И что ему сказать? «Hande hoch, gib du auf, du bist verurteilt»? Мысль заставила её поморщиться — уж больно паршиво в Парке Победы прозвучали бы эти слова. Как будто издёвка какая-то. Хотя Предок, вроде, не так уж и осуждал Гитлера. Разве что за недостаток решительности и слишком узкую выборку назначенных на истребление.
— Ты садись, в ногах правды нет, — сказал Бертольд. — Первый раз на охоте, что ли?
Она кивнула.
— Да, это непросто, живого человека убивать. И что ты сейчас планируешь? Хм, я бы использовал, пожалуй, нож. У тебя есть нож?
— Есть, — ответила она.
— Ну вот, уже неплохо. Как тебя зовут, охотница?
— Мария, — ответила она. Прибавила: — Розен.
— О как. Не пожалели на меня одну из вас, да? И чья же ты Розен?
— Клауса, — она назвала старое отцово имя, сама не зная, почему. — Мать чужачка, она не в счёт.

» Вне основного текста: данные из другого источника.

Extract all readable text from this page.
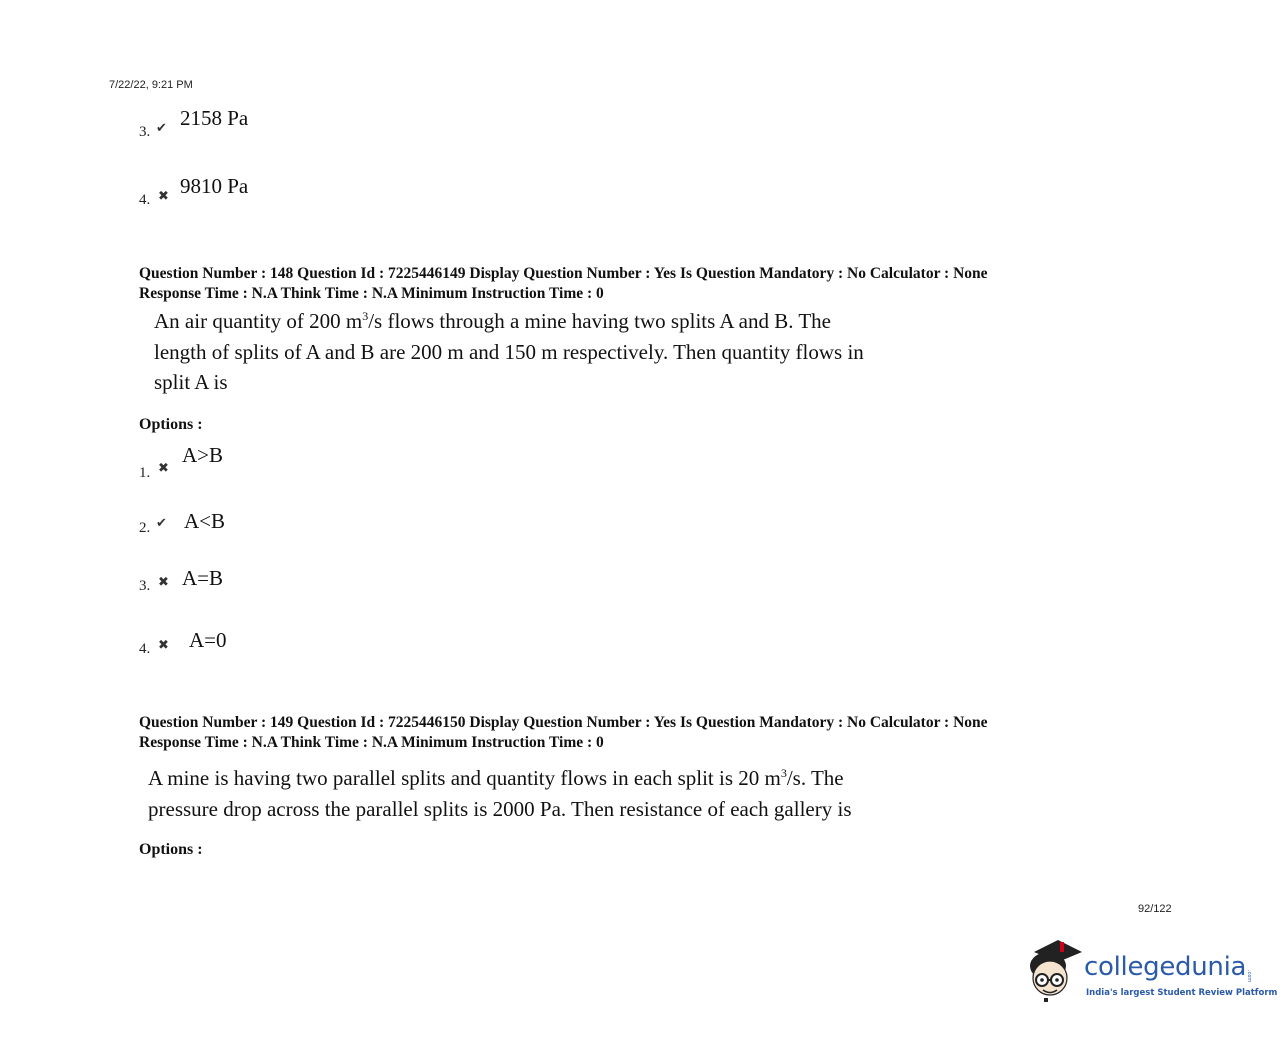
7/22/22, 9:21 PM
3. ✔ 2158 Pa
4. ✖ 9810 Pa
Question Number : 148 Question Id : 7225446149 Display Question Number : Yes Is Question Mandatory : No Calculator : None
Response Time : N.A Think Time : N.A Minimum Instruction Time : 0
An air quantity of 200 $m^3/s$ flows through a mine having two splits A and B. The
length of splits of A and B are 200 m and 150 m respectively. Then quantity flows in
split A is
Options :
1. ✖
A>B
2. ✔ A<B
3. ✖ A=B
4. ✖ A=0
Question Number : 149 Question Id : 7225446150 Display Question Number : Yes Is Question Mandatory : No Calculator : None
Response Time : N.A Think Time : N.A Minimum Instruction Time : 0
A mine is having two parallel splits and quantity flows in each split is 20 $m^3/s$. The
pressure drop across the parallel splits is 2000 Pa. Then resistance of each gallery is
Options :
92/122
collegedunia.com
India's largest Student Review Platform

— Не в счёт? Она тебя, Маруся, родила, — строго ответил Бертольд.
— Но она не Розен.
— Весь этот город не Розены. Все полтора миллиона, минус я грешный. И что — все тоже не в счёт?
— Вы меня забалтываете. Отвлекаете внимание от миссии.
— Я просто беседую, Маруся. Имею я право побеседовать с племянницей, которую впервые вижу?
— Я пришла вас убивать.
— И что это меняет?
— Нельзя общаться с целью, — заученно сказала она. — Это может привести к провалу миссии.
— Может, — согласился Бертольд. — А ты хочешь успеха?
— Все хотят.
— Всех очень много, давай лучше про тебя. Чего ты хочешь?
— Выполнить свою миссию, — неискренне ответила она.
— А на деле?
Она мотнула головой:
— Какая разница, чего я вообще хочу? Я Розен, я должна служить.
— Ты человек. Знаешь, как у Короленко — «создана для счастья, как птица для полёта».
— Я не читала Короленко.
— Конечно. Ты и Пушкина, небось, не читала, — хмыкнул Бертольд. — Зато все три тома изречений Предка — от корки и до корки, верно?
— Иначе не взяли бы в егеря.
— По-моему, лучше стремиться в хороший вуз. Но я всегда был недостаточно духовен для понимания высоких материй.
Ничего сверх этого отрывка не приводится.